- L Brands' board has officially approved the spinoff of its Victoria's Secret banner into a standalone, publicly traded company housing the Victoria's Secret Lingerie, Pink and Victoria's Secret Beauty brands.
- With the new company, dubbed Victoria's Secret & Co., separated off, L Brands plans to change its name to Bath & Body Works Inc., reflecting the banner that will carry the remaining company.
- L Brands expects the name change and spinoff — via a distribution of Victoria's Secret stock to L Brands shareholders — to become effective Aug. 2.
Had a pandemic not occurred last year, Victoria's Secret and L Brands would most likely have been on a different path right now. The lingerie giant would today be co-owned by L Brands and private equity firm Sycamore Partners, with the latter in control. That was the future imagined in a deal struck by L Brands and Sycamore in early 2020 and torn up following the chaos of the early pandemic weeks.
Instead, the banner is severing ties with L Brands entirely after a series of transformations at both the banner and its parent. Not least among them was the departure of Les Wexner, who founded and for generations led the company that became L Brands. Acquired in 1982, Victoria's Secret came to define the lingerie category — until it didn't, anymore — and was perhaps the most visible among L Brands' brands.
The company's evolution has been years in the making. Long before L Brands divested Victoria's Secret, it let go of its Abercrombie & Fitch, Express, The Limited, Henri Bendel (which shuttered in 2018), Lane Bryant and other banners. Looked at that way, the Victoria's Secret separation is the final step in a long process of disassembling L Brands. In the coming months, L Brands will cease to be "L Brands" in size, structure and in name.
The two independent companies that the split will create likely have different futures ahead of them. Victoria's Secret is the older and larger of the two brands, and has been the more vulnerable to shifting shopping patterns, as well as cultural and consumer sensibilities.
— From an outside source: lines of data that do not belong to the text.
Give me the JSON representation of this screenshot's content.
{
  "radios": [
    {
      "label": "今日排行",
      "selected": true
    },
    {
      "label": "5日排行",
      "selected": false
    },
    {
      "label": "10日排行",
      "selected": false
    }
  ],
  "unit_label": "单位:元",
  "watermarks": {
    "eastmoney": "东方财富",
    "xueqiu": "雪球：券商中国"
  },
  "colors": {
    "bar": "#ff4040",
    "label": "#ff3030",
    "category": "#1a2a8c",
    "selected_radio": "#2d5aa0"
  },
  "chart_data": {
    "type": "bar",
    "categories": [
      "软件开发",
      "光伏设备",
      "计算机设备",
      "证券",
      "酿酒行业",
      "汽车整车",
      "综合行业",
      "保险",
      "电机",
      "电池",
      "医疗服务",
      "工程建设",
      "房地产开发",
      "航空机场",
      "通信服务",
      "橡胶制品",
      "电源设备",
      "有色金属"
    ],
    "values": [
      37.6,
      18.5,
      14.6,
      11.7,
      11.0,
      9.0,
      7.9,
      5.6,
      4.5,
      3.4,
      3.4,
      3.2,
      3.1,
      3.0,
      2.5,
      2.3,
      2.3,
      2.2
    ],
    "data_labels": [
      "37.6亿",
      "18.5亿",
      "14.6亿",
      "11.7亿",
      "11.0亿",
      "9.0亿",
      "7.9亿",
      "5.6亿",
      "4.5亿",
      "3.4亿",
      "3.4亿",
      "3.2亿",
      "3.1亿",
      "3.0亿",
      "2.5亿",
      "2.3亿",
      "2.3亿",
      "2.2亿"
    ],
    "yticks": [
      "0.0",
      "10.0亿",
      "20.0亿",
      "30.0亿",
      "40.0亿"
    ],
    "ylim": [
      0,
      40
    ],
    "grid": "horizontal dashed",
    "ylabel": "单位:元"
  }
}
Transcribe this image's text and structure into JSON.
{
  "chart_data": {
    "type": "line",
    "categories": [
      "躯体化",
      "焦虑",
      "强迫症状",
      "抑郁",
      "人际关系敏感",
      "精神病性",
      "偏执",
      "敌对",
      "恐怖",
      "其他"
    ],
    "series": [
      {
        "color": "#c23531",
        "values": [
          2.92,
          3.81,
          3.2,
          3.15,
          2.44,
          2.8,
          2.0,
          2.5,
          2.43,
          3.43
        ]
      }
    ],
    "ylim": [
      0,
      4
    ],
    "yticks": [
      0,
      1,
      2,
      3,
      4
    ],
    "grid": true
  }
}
Victoria's Secret is working currently to revitalize itself after years of well-watched decline. Earlier this summer Victoria's Secret announced the "VS Collective," a group of influential women, including sports stars and activists, that the company said will shape the brand's merchandising and messaging going forward. Victoria's Secret will be heading into independence with a new board that is nearly entirely composed of women.
As for Bath & Body Works, it has for years now been the faster-growing brand, with a loyal fan base, and an assortment and marketing strategy well-tuned for the social media age. Bath & Body Works even grew its sales during the pandemic while many of its mall peers absorbed major sales hits.
The separation will take place after certain customary conditions are met, including the Securities and Exchange Commission's sign-off on the tax-free status of the spinoff.